Allerdings führte der Arbeitgeber in der Kündigung an, die Arbeitnehmerin sei „inzwischen pensionsberechtigt“. Die Arbeitnehmerin machte mit ihrer Klage geltend, diese Aussage beinhalte eine unzulässige Benachteiligung wegen ihres Alters. Dies bestritt der Arbeitgeber und behauptete, die Kündigung sei wegen zu erwartender wirtschaftlicher Einbußen erfolgt und die Wahl sei nur deshalb auf die Klägerin gefallen, da sie schlechter qualifiziert sei als die anderen Arbeitnehmerinnen. Mit dem Altern habe das nichts zu tun.

Das Urteil

Das BAG entschied jedoch – anders als die vorinstanzlichen Gerichte – zu Gunsten der Klägerin, da der Arbeitgeber keinen ausreichenden Beweis dafür erbracht habe, dass trotz der Erwähnung der „Pensionsberechtigung“ eine Altersdiskriminierung nicht vorliegt. Die Erwähnung dieses Begriffs lasse eine Altersdiskriminierung vermuten. Die unterschiedliche Behandlung wegen des Alters ist gem. § 10 Satz 1 AGG nur dann zulässig wenn diese objektiv und angemessen und durch ein legitimes Ziel gerechtfertigt ist. Gemäß § 10 Satz 2 AGG müssen die Mittel zur Erreichung dieses Ziels angemessen und erforderlich sein. Der Arbeitgeber trägt daher die Darlegungs- und Beweislast hinsichtlich des Vorliegens eines legitimen Ziels im Sinne dieser Vorschriften.

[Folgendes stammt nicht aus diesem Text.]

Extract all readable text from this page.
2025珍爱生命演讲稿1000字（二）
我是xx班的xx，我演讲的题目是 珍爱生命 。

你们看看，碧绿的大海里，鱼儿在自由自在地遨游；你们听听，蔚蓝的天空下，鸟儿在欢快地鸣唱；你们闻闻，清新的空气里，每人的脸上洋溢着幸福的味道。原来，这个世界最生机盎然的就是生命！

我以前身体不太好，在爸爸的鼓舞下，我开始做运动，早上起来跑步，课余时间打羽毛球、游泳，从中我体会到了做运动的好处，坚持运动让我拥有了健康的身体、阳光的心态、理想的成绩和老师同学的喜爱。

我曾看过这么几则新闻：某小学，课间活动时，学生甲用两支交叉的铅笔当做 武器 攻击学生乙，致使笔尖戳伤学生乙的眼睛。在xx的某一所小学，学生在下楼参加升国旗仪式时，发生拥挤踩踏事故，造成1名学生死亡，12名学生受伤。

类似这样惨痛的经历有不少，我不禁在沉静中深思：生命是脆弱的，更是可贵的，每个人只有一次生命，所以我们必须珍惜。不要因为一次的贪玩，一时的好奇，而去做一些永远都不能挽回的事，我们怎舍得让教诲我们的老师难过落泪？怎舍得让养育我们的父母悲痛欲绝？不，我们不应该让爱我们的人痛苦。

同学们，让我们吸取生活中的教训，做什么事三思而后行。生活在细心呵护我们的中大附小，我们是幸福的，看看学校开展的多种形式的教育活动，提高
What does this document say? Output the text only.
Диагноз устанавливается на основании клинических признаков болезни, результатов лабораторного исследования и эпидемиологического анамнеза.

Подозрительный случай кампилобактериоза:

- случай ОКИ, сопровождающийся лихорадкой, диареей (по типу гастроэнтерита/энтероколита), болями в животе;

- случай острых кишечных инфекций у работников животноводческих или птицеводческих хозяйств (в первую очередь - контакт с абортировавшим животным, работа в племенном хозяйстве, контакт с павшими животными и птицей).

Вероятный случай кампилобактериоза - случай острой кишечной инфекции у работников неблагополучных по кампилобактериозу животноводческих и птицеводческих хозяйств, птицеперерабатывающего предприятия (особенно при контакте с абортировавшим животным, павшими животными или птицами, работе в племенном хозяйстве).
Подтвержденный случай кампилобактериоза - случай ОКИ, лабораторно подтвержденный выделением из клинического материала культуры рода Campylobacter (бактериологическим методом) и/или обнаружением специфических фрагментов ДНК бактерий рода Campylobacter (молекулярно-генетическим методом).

Diese Entscheidung zeigt einmal mehr, dass auch Arbeitgeber in Kleinbetrieben vor dem Ausspruch einer Kündigung sehr genau überlegen sollten, wie sie diese formulieren und begründen und sich im Zweifel lieber rechtlichen Rat einholen sollten. Auch in einem Kleinbetrieb kann eine unbedachte Formulierung zur Unwirksamkeit und letztlich auch zur Schadensersatzpflicht führen. Für die Arbeitnehmer in Kleinbetrieben heißt es selbstverständlich auch, dass sie unter Umständen eine Kündigung nicht einfach hinnehmen müssen.